Closed Levstyle closed 7 years ago
Hi @Levstyle thanks for putting this up here! You're right about the dimensions. It looks like right now the cost function is as good as not having a mask. I will fix this and report the resulting improvement.
def cross_entropy_with_sequence_mask(output, target):
cross_entropy = target * tf.log(output + 1e-8) # B x 2 x N
cross_entropy = -tf.reduce_sum(cross_entropy, 2) # B x 2
mask = tf.sign(tf.reduce_max(tf.abs(target), 2)) # B x 2
cross_entropy *= mask # B x 2
cross_entropy = tf.reduce_sum(cross_entropy, 1) # B
cross_entropy /= tf.reduce_sum(mask, 1) # B
return tf.reduce_mean(cross_entropy) # 1
I don't understand the reason using mask. BTW, I guess that tf.tf.losses.softmax_cross_entropy
can replace the above function as follows:
cross_entropy = tf.losses.softmax_cross_entropy(tf.reshape(target, (-1, N, ...)
But I'm not sure how does mask
work. I will appreciate your explanation.
@huangpeng1126 I actually noticed this mistake but didn't have time to commit a fix. Because we are already multiplying the logits with the label which is essentially just a one hot vector, we don't need masking at all. I will be removing the mask function as we don't want to mask cross entropy but rather the logits output by the pointer network before softmax (see here).

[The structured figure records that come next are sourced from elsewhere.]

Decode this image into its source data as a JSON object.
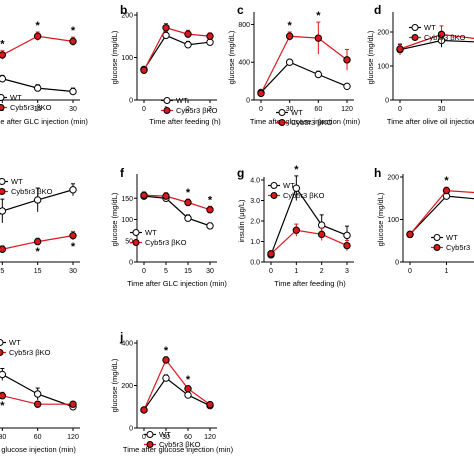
{
  "colors": {
    "wt": "#000000",
    "ko": "#e0161e",
    "ko_fill": "#d7191c"
  },
  "chart_data": [
    {
      "panel": "a",
      "type": "line",
      "xlabel": "Time after GLC injection (min)",
      "ylabel": "",
      "x": [
        0,
        5,
        15,
        30
      ],
      "xticks": [
        "0",
        "5",
        "15",
        "30"
      ],
      "yticks": [],
      "ylim": [
        0,
        100
      ],
      "series": [
        {
          "name": "WT",
          "values": [
            42,
            25,
            14,
            10
          ]
        },
        {
          "name": "Cyb5r3 βKO",
          "values": [
            44,
            53,
            75,
            69
          ]
        }
      ],
      "errors": [
        [
          4,
          4,
          4,
          4
        ],
        [
          4,
          5,
          5,
          5
        ]
      ],
      "stars": [
        "",
        "*",
        "*",
        "*"
      ],
      "legend": [
        "WT",
        "Cyb5r3 βKO"
      ]
    },
    {
      "panel": "b",
      "type": "line",
      "xlabel": "Time after feeding (h)",
      "ylabel": "glucose (mg/dL)",
      "x": [
        0,
        1,
        2,
        3
      ],
      "xticks": [
        "0",
        "1",
        "2",
        "3"
      ],
      "yticks": [
        "0",
        "100",
        "200"
      ],
      "ylim": [
        0,
        200
      ],
      "series": [
        {
          "name": "WT",
          "values": [
            72,
            152,
            130,
            136
          ]
        },
        {
          "name": "Cyb5r3 βKO",
          "values": [
            70,
            170,
            155,
            150
          ]
        }
      ],
      "errors": [
        [
          6,
          8,
          8,
          7
        ],
        [
          6,
          10,
          9,
          8
        ]
      ],
      "stars": [],
      "legend": [
        "WT",
        "Cyb5r3 βKO"
      ]
    },
    {
      "panel": "c",
      "type": "line",
      "xlabel": "Time after glucose injection (min)",
      "ylabel": "glucose (mg/dL)",
      "x": [
        0,
        30,
        60,
        120
      ],
      "xticks": [
        "0",
        "30",
        "60",
        "120"
      ],
      "yticks": [
        "0",
        "400",
        "800"
      ],
      "ylim": [
        0,
        900
      ],
      "series": [
        {
          "name": "WT",
          "values": [
            80,
            400,
            270,
            145
          ]
        },
        {
          "name": "Cyb5r3 βKO",
          "values": [
            70,
            675,
            655,
            425
          ]
        }
      ],
      "errors": [
        [
          10,
          30,
          35,
          15
        ],
        [
          10,
          45,
          170,
          110
        ]
      ],
      "stars": [
        "",
        "*",
        "*",
        ""
      ],
      "legend": [
        "WT",
        "Cyb5r3 βKO"
      ]
    },
    {
      "panel": "d",
      "type": "line",
      "xlabel": "Time after olive oil injection",
      "ylabel": "glucose (mg/dL)",
      "x": [
        0,
        30,
        60
      ],
      "xticks": [
        "0",
        "30",
        "60"
      ],
      "yticks": [
        "0",
        "100",
        "200"
      ],
      "ylim": [
        0,
        250
      ],
      "series": [
        {
          "name": "WT",
          "values": [
            148,
            175,
            170
          ]
        },
        {
          "name": "Cyb5r3 βKO",
          "values": [
            150,
            193,
            178
          ]
        }
      ],
      "errors": [
        [
          15,
          20,
          15
        ],
        [
          15,
          25,
          18
        ]
      ],
      "stars": [],
      "legend": [
        "WT",
        "Cyb5r3 βKO"
      ]
    },
    {
      "panel": "e",
      "type": "line",
      "xlabel": "",
      "ylabel": "",
      "x": [
        0,
        5,
        15,
        30
      ],
      "xticks": [
        "0",
        "5",
        "15",
        "30"
      ],
      "yticks": [],
      "ylim": [
        0,
        100
      ],
      "series": [
        {
          "name": "WT",
          "values": [
            10,
            60,
            73,
            85
          ]
        },
        {
          "name": "Cyb5r3 βKO",
          "values": [
            10,
            15,
            24,
            31
          ]
        }
      ],
      "errors": [
        [
          4,
          14,
          14,
          7
        ],
        [
          4,
          4,
          4,
          5
        ]
      ],
      "stars": [
        "",
        "",
        "*",
        "*"
      ],
      "legend": [
        "WT",
        "Cyb5r3 βKO"
      ]
    },
    {
      "panel": "f",
      "type": "line",
      "xlabel": "Time after GLC injection (min)",
      "ylabel": "glucose (mg/dL)",
      "x": [
        0,
        5,
        15,
        30
      ],
      "xticks": [
        "0",
        "5",
        "15",
        "30"
      ],
      "yticks": [
        "0",
        "50",
        "100",
        "150"
      ],
      "ylim": [
        0,
        200
      ],
      "series": [
        {
          "name": "WT",
          "values": [
            155,
            150,
            103,
            85
          ]
        },
        {
          "name": "Cyb5r3 βKO",
          "values": [
            157,
            155,
            140,
            123
          ]
        }
      ],
      "errors": [
        [
          8,
          8,
          8,
          6
        ],
        [
          8,
          8,
          8,
          8
        ]
      ],
      "stars": [
        "",
        "",
        "*",
        "*"
      ],
      "legend": [
        "WT",
        "Cyb5r3 βKO"
      ]
    },
    {
      "panel": "g",
      "type": "line",
      "xlabel": "Time after feeding (h)",
      "ylabel": "insulin (μg/L)",
      "x": [
        0,
        1,
        2,
        3
      ],
      "xticks": [
        "0",
        "1",
        "2",
        "3"
      ],
      "yticks": [
        "0.0",
        "1.0",
        "2.0",
        "3.0",
        "4.0"
      ],
      "ylim": [
        0,
        4
      ],
      "series": [
        {
          "name": "WT",
          "values": [
            0.35,
            3.6,
            1.8,
            1.3
          ]
        },
        {
          "name": "Cyb5r3 βKO",
          "values": [
            0.4,
            1.55,
            1.35,
            0.8
          ]
        }
      ],
      "errors": [
        [
          0.15,
          0.6,
          0.5,
          0.45
        ],
        [
          0.15,
          0.3,
          0.3,
          0.25
        ]
      ],
      "stars": [
        "",
        "*",
        "",
        ""
      ],
      "legend": [
        "WT",
        "Cyb5r3 βKO"
      ]
    },
    {
      "panel": "h",
      "type": "line",
      "xlabel": "",
      "ylabel": "glucose (mg/dL)",
      "x": [
        0,
        1,
        2
      ],
      "xticks": [
        "0",
        "1",
        "2"
      ],
      "yticks": [
        "0",
        "100",
        "200"
      ],
      "ylim": [
        0,
        200
      ],
      "series": [
        {
          "name": "WT",
          "values": [
            65,
            155,
            147
          ]
        },
        {
          "name": "Cyb5r3 βKO",
          "values": [
            65,
            168,
            162
          ]
        }
      ],
      "errors": [
        [
          6,
          8,
          6
        ],
        [
          6,
          8,
          6
        ]
      ],
      "stars": [
        "",
        "*",
        "*"
      ],
      "legend": [
        "WT",
        "Cyb5r3"
      ]
    },
    {
      "panel": "i",
      "type": "line",
      "xlabel": "after glucose injection (min)",
      "ylabel": "",
      "x": [
        0,
        30,
        60,
        120
      ],
      "xticks": [
        "0",
        "30",
        "60",
        "120"
      ],
      "yticks": [],
      "ylim": [
        0,
        100
      ],
      "series": [
        {
          "name": "WT",
          "values": [
            30,
            63,
            40,
            25
          ]
        },
        {
          "name": "Cyb5r3 βKO",
          "values": [
            28,
            38,
            28,
            28
          ]
        }
      ],
      "errors": [
        [
          4,
          7,
          7,
          4
        ],
        [
          4,
          4,
          3,
          3
        ]
      ],
      "stars": [
        "",
        "*",
        "",
        ""
      ],
      "legend": [
        "WT",
        "Cyb5r3 βKO"
      ]
    },
    {
      "panel": "j",
      "type": "line",
      "xlabel": "Time after glucose injection (min)",
      "ylabel": "glucose (mg/dL)",
      "x": [
        0,
        30,
        60,
        120
      ],
      "xticks": [
        "0",
        "30",
        "60",
        "120"
      ],
      "yticks": [
        "0",
        "200",
        "400"
      ],
      "ylim": [
        0,
        400
      ],
      "series": [
        {
          "name": "WT",
          "values": [
            85,
            235,
            155,
            105
          ]
        },
        {
          "name": "Cyb5r3 βKO",
          "values": [
            85,
            320,
            185,
            110
          ]
        }
      ],
      "errors": [
        [
          8,
          15,
          12,
          8
        ],
        [
          8,
          15,
          12,
          8
        ]
      ],
      "stars": [
        "",
        "*",
        "*",
        ""
      ],
      "legend": [
        "WT",
        "Cyb5r3 βKO"
      ]
    }
  ]
}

But for practical purpose, the current code for cross_entropy_with_sequence_mask function works perfectly fine, since it is just summing up across passage_length dimension, and multiplying by mask which doesn't make a difference at all, and then summing again across the time dimension of the pointer network and dividing it by 2 which is identical to taking the average of cross entropy. Please feel free to correct me if I'm wrong.
Also the reason I can't use tf.tf.losses.softmax_cross_entropy
is because I'm already applying softmax at pointer network before outputting the logits. (Check here and here)
Fixed as of 9997f7506d8c9bfe27ea49a817591e7de30b31a8. Thanks!
@minsangkim142
but rather the logits output by the pointer network before softmax
That is great, and it seems better idea.
Also the reason I can't use tf.tf.losses.softmax_cross_entropy is because I'm already applying softmax at pointer network before outputting the logits.
Thank for your explanation for that, you are right, softmax_cross_entropy
is wrong with softmax inputs.
BTW, your code is very pretty, and I learned lots of coding tricks
when I read the code above, I find it's hard to understand the function of mask.
to my knowledge, the shape of output and target are both
(B, 2, N)
, it means we have B samples, and have to predict the starting position and the end position for each sample, every position has N options.but the actual lengths of most samples are less than N. So we have to mask the extra positions out. As stated,the mask should work at axis 2, not axis 1.